Tra le varie proposte per affrontare la crisi c’è anche quella formulata dalla Confindustria secondo cui si potrebbe utilizzare, ai fini del sostegno al sistema produttivo, il Tfr inoptato delle aziende con più di 50 dipendenti e depositato presso l’Inps. Cosa ne pensi?

La proposta di Confindustria è condivisibile perché effettivamente può aiutare il sistema produttivo in un momento di grave difficoltà come quello attuale. Sarebbe necessario però un nuovo accordo per modificare il memorandum firmato sul Tfr. Resta comunque prioritario e urgente un punto che ribadisco: la Confindustria deve condividere la nostra proposta di moratoria dei licenziamenti e di conferma dei contratti a termine in scadenza.

Facciamo un passo indietro e torniamo a parlare di riforma del sistema contrattuale. Ci sono state molte polemiche anche sul fronte politico e c’è già stato anche uno sciopero della Fiom e della Fp Cgil. Come rispondi a queste critiche?

Io dico che bisogna smetterla di strumentalizzare le vicende sindacali a fini politici e bisogna parlare di merito.
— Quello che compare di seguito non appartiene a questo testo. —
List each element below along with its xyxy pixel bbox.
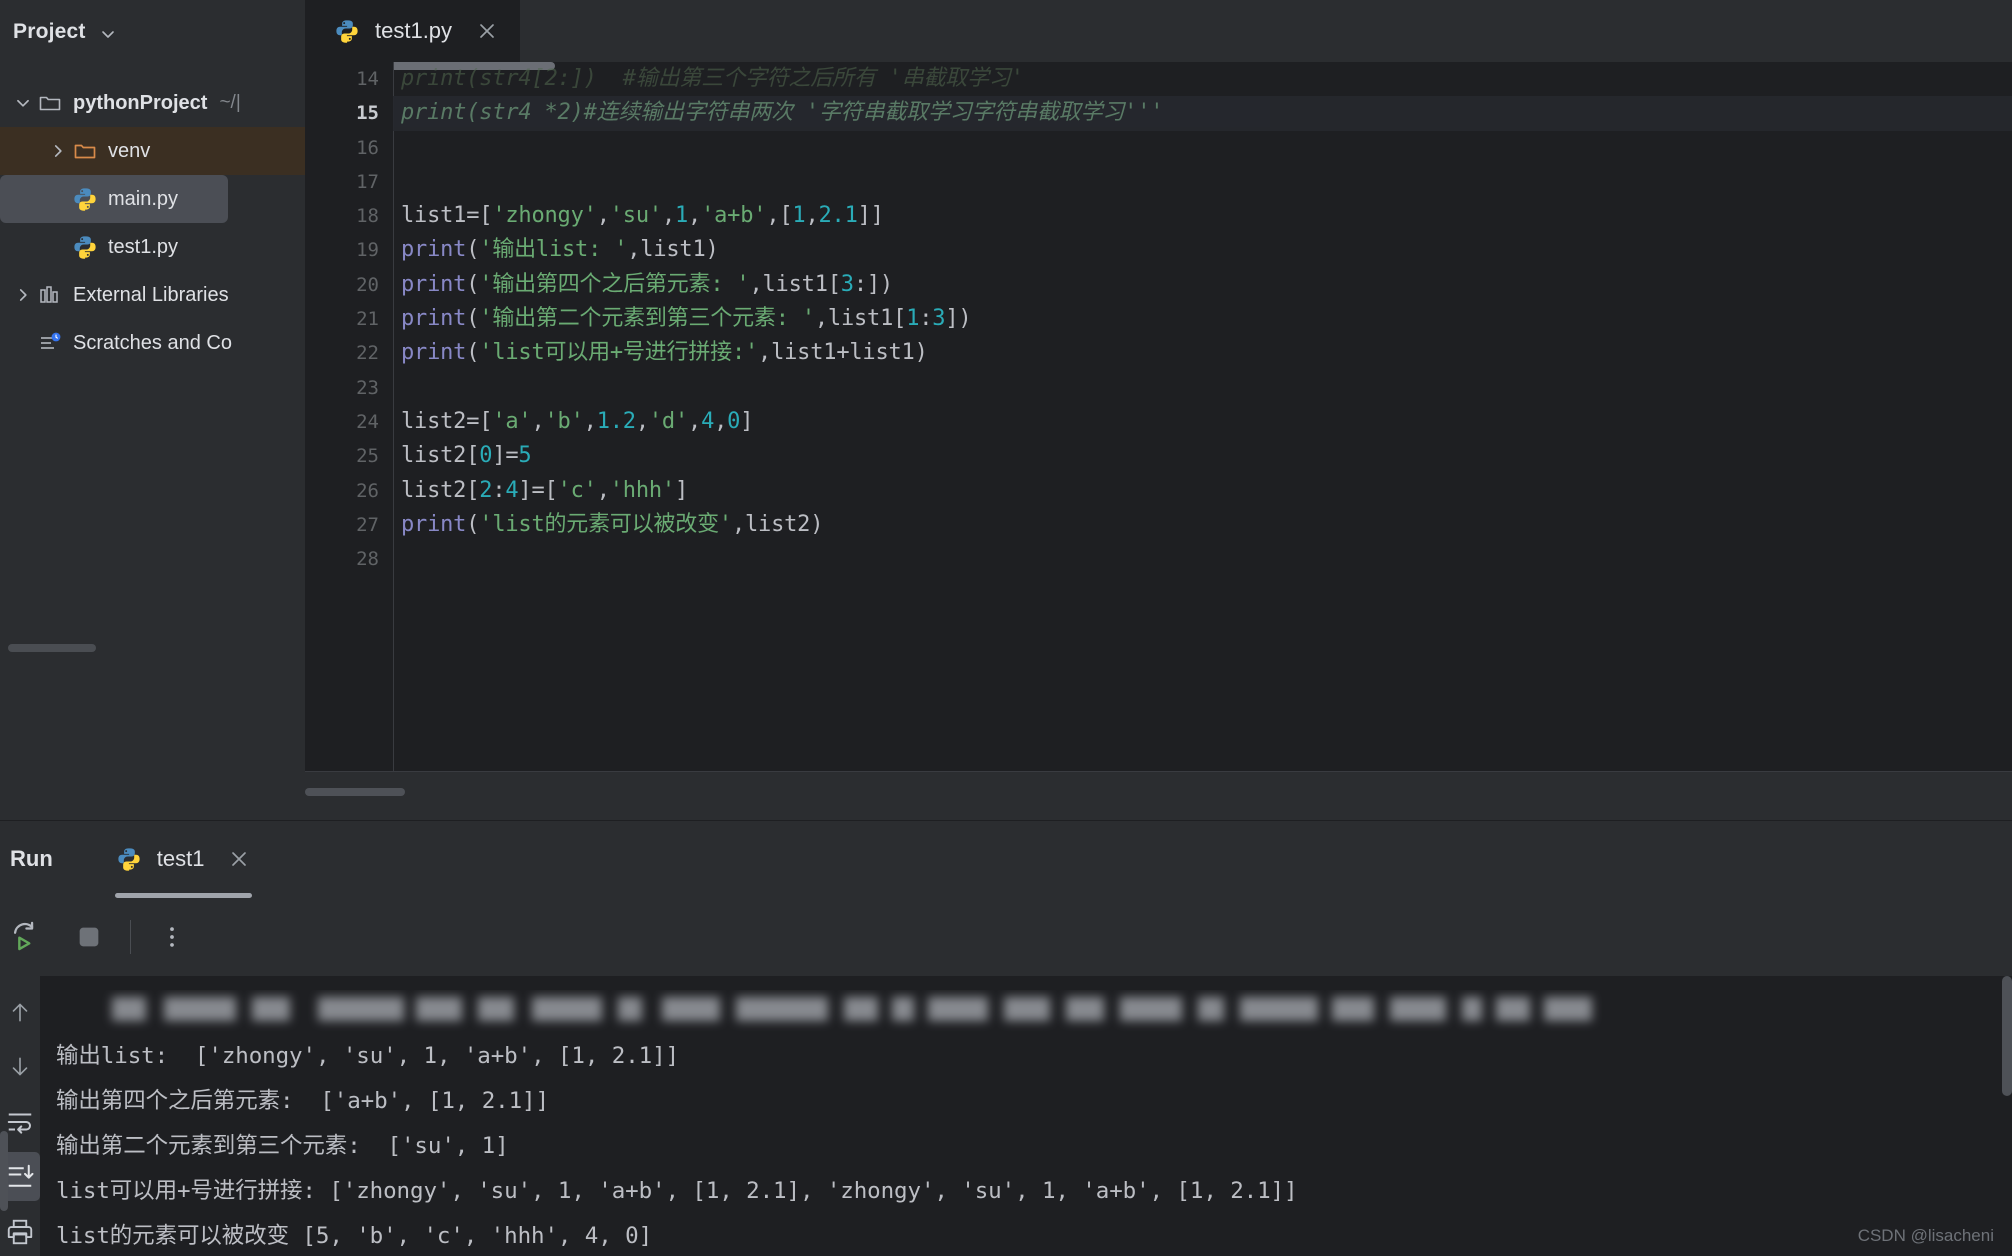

Abbiamo lavorato per più di quattro anni alla ricerca di un’intesa che fosse in grado di aumentare i salari e alla fine l’abbiamo trovata: questa è l’unica cosa che conta. Peraltro, l’accordo per la riforma del sistema contrattuale è stato sottoscritto dalla Uil, dalla Cisl e da tutte le parti datoriali, dagli artigiani sino alle cooperative: tutte realtà che non credo possano considerarsi delle marionette nelle mani del Governo. Un Governo che ha semplicemente sottoscritto l’intesa, neanche con grande entusiasmo.

Tra qualche giorno si dovrebbe approdare alle intese applicative della riforma del sistema contrattuale con le singole parti datoriali, a cominciare da Confindustria. Pensi che possa essere quella un’occasione per il “rientro” della Cgil?

Me lo posso solo augurare. In ogni caso, è ormai chiaro a tutti che l’unità è una cosa importante ma che, non per questo, si può essere posti sistematicamente di fronte all’alternativa tra l’unità o la paralisi.

Un’ultima domanda. Si sta procedendo, in queste settimane, verso una riforma della regolazione degli scioperi nei servizi pubblici essenziali. Qual è la posizione della Uil? Ci sono le condizioni per arrivare ad un avviso comune?

Non vedo ostacoli invalicabili o differenze abissali per arrivare ad un avviso comune, Certo, il clima non è dei migliori… Per quel che riguarda il merito, io penso che bisogna cercare regole nuove che riducano le patologie nel conflitto, soprattutto nei servizi pubblici essenziali dove rischia di rimetterci solo il cittadino. Anzi, in alcuni specifici settori, noi siamo per affermare lo sciopero virtuale, con modalità che abbiamo già espresso in più di una circostanza. Deve essere comunque chiaro che si deve distinguere tra il diritto allo sciopero del singolo lavoratore, intangibile e costituzionalmente garantito, e le prerogative dei sindacati a proclamare gli scioperi che, invece, possono essere regolamentate.